How does optimizer work with the different Join Algorithms available?
Currently, the part of the optimizer that is responsible for choosing the join algorithm for a particular query and QEP is not advanced enough and there is work to be done yet. As I understand it MariaDB folks are working on the cost-based choice for any joins. It’s not easy because the current costing model is primitive and must be enhanced to support the possibility of existence of different join algorithms. So what does that mean to MariaDB/MySQL users right now with the state of the current optimizer. Right now you would have to manually enable and disable the join algorithms for the optimizer to choose from.
In MariaDB, every algorithm has a number given to it:
1 – flat BNL
2 – incremental BNL
3 – flat BNLH
4 – incremental BNLH
5 – flat BKA
6 – incremental BKA
7 – flat BKAH
8 – incremental BKAH
The variable join_cache_level controls which algorithms are enabled. If join_cache_level=4 all algorithms numbered 1 to 4 are enabled, if join_cache_level=8, all algorithms numbered 1 to 8 are enabled. Optimizer is naive in the sense that it always uses the max values join algorithm. If join_cache_level=4 it always uses BNLH (hash join), if join_cache_level=8 it always uses BKAH (a variant of BKA). Optimizer does not try to check which algorithm is the best one to use, it just assumes that the algorithm with the highest numeric value is the best one.

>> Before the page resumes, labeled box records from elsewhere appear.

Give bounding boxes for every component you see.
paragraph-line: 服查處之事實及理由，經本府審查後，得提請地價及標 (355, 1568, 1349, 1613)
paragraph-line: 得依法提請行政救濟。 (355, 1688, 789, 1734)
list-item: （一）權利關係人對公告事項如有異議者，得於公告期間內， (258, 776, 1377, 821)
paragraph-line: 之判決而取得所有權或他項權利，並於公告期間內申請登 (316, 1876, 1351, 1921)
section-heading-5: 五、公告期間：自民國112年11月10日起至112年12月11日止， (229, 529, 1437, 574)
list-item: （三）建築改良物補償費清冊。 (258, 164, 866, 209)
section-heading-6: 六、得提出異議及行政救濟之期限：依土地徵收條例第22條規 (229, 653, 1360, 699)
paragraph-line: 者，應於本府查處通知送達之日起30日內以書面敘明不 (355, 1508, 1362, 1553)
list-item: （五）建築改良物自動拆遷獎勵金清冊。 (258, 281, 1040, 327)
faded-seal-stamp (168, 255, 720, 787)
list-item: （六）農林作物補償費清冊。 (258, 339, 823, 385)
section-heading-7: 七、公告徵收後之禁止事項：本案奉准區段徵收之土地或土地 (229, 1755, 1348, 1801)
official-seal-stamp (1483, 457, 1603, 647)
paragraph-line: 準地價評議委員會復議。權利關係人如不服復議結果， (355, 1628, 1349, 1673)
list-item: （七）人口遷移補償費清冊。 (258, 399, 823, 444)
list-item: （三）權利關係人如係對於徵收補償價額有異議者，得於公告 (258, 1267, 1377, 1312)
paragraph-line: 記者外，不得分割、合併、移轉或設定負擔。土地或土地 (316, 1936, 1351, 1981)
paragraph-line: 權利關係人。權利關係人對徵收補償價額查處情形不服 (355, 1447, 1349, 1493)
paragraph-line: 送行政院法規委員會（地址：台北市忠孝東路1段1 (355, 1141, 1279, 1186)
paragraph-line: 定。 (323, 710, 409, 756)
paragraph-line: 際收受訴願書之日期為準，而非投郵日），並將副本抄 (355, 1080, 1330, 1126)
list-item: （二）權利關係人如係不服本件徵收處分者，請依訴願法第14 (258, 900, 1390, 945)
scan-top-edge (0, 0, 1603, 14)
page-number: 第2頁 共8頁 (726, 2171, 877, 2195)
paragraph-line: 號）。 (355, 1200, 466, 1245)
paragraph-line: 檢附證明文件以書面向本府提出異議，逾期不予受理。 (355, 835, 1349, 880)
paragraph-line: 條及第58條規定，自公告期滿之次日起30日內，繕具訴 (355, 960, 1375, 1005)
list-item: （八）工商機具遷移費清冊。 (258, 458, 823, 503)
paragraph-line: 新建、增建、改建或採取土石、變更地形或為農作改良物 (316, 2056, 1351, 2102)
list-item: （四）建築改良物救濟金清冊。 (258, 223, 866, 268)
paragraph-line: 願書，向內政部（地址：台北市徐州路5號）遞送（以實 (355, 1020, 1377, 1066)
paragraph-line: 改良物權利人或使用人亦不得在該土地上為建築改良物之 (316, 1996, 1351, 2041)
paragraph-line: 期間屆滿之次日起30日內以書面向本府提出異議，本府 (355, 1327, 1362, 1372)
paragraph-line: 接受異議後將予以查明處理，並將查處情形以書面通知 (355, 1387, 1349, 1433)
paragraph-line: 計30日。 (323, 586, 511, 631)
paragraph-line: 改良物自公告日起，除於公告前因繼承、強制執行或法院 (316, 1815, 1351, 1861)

So we can force the join algorithm used by setting appropriate values of “join_cache_level”. For example in my test I forced the optimizer to use hash join by setting join_cache_level=4. We can set certain rules for which certain join algorithms are best and then use that algorithm by making use of the variable “join_cache_level”.
Conclusion
Based on the above information and the benchmark results for different test cases, we can see where Hash Joins work best and where they don’t. First of all Hash joins only work for equijoins. Hash join work best when you are joining very big tables with no WHERE clause, or a WHERE clause on a non-indexed column. They also provide big improvement in query response time when you are joining tables with no indexes on the join condition (Full Join). The best performance with Hash Join can be achieved when the left table can fit completely in the join buffer, or when the least amount of buffer refills are needed, as each buffer refill means a scan of the right-side table. However, Hash joins do not outperform BNL or BKA when you are joining a really small subset of rows, as then scanning the right-side table becomes costly in comparison. Block Nested Loop Join would perform better than Hash Join when you are joining two tables on a PK column such that both tables are read in PK order. One use case that I can think of for hash joins is data warehouse applications that need to run reporting queries that need to join on lookup tables which tend to be small mostly. What use cases can you think of?